Today I’m heading out to Washington D.C. for this year’s Ecclesia Network National Gathering. The theme this year is Spiritual Formation in Missional Congregations, we’ll be joined by Dr. Todd Hunter, Dr. Marykate Morse, Corey Widmer and Don Coleman, and others from within the network who will be running some of the focused sessions. There is a liveblog feed, which you might enjoy following.
In addition to the blessing of simply attending and re-connecting with friends in the network, this year I’ll be partnering with my friend Doug Paul to lead a focused session on Huddles, a vehicle for discipleship and leadership development we’ve both found to be tremendously transformational for our communities.

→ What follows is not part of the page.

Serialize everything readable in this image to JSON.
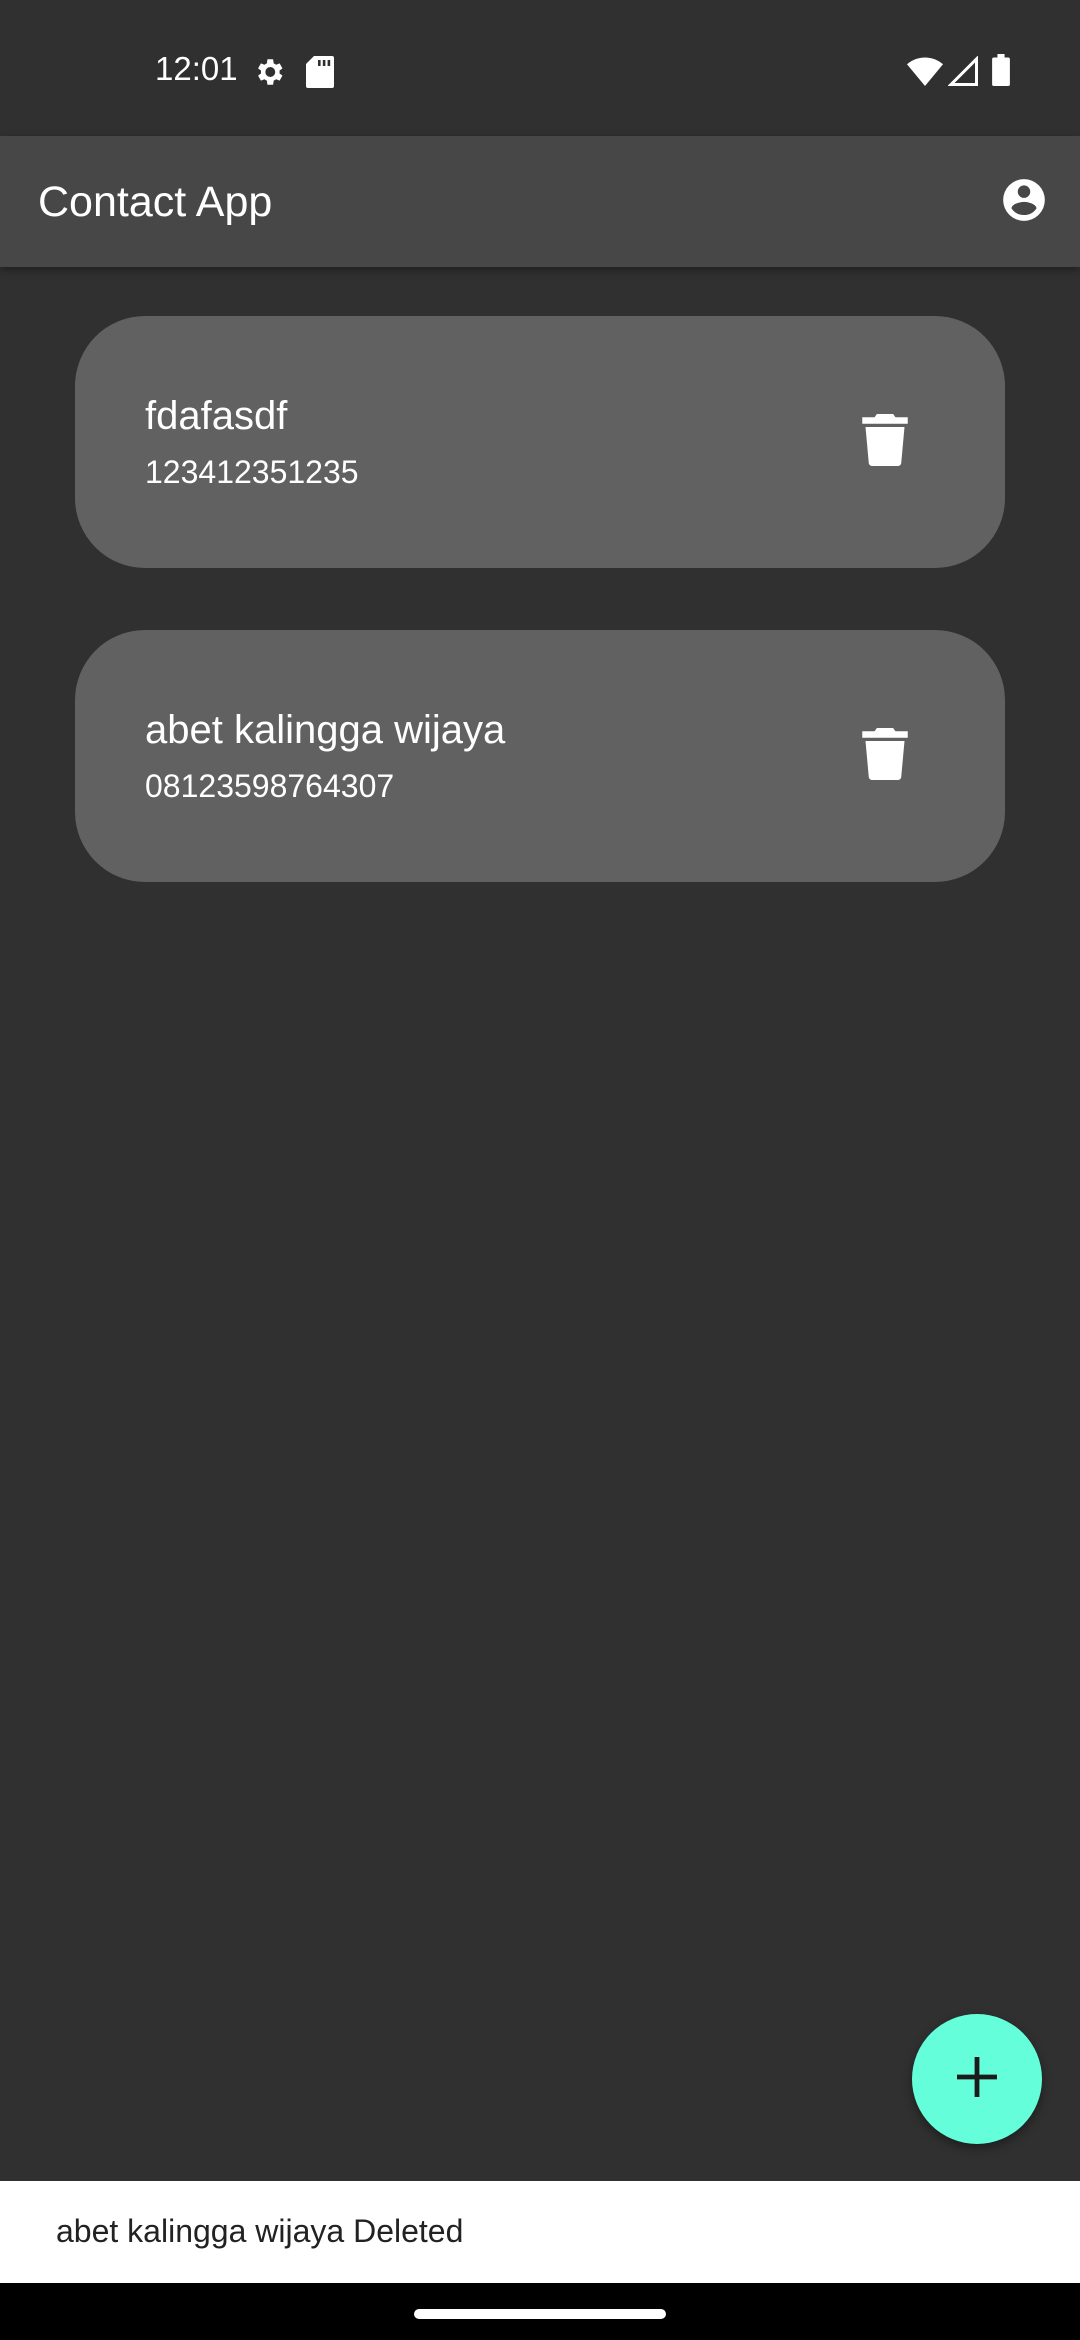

This is the description of the workshop:
Last year at the ENG, Dallas Willard commented that every church needs to be able to answer two questions: 1) What is our plan for making disciples? 2) Does our plan work? Sadly, while most of our churches have thought out plans on how to make disciples, we are increasingly seeing that these plans aren’t really making missional disciples. However, in the past few years at the ENG we’ve had three speakers (Mike Breen and Bob and Mary Hopkins) who created a discipleship vehicle called Huddle that was developed over the last 20 years in post-Christian Europe. While a Huddle is similar in size to a traditional Small Group, they are quite different in how they exist, function and are led. After hearing about it, several Ecclesia members have started to use Huddles in their own communities and the results have been extraordinarily promising: They seem to be producing and multiplying missional disciples whose lives look increasingly like the disciples we see in scripture. This track will explore the phenomenon of Huddle, it’s scriptural, historical and sociological basis, as well as answering the question, Why do Huddles work?
Don and Cory are both awesome guys. Oh and of course, so is Doug.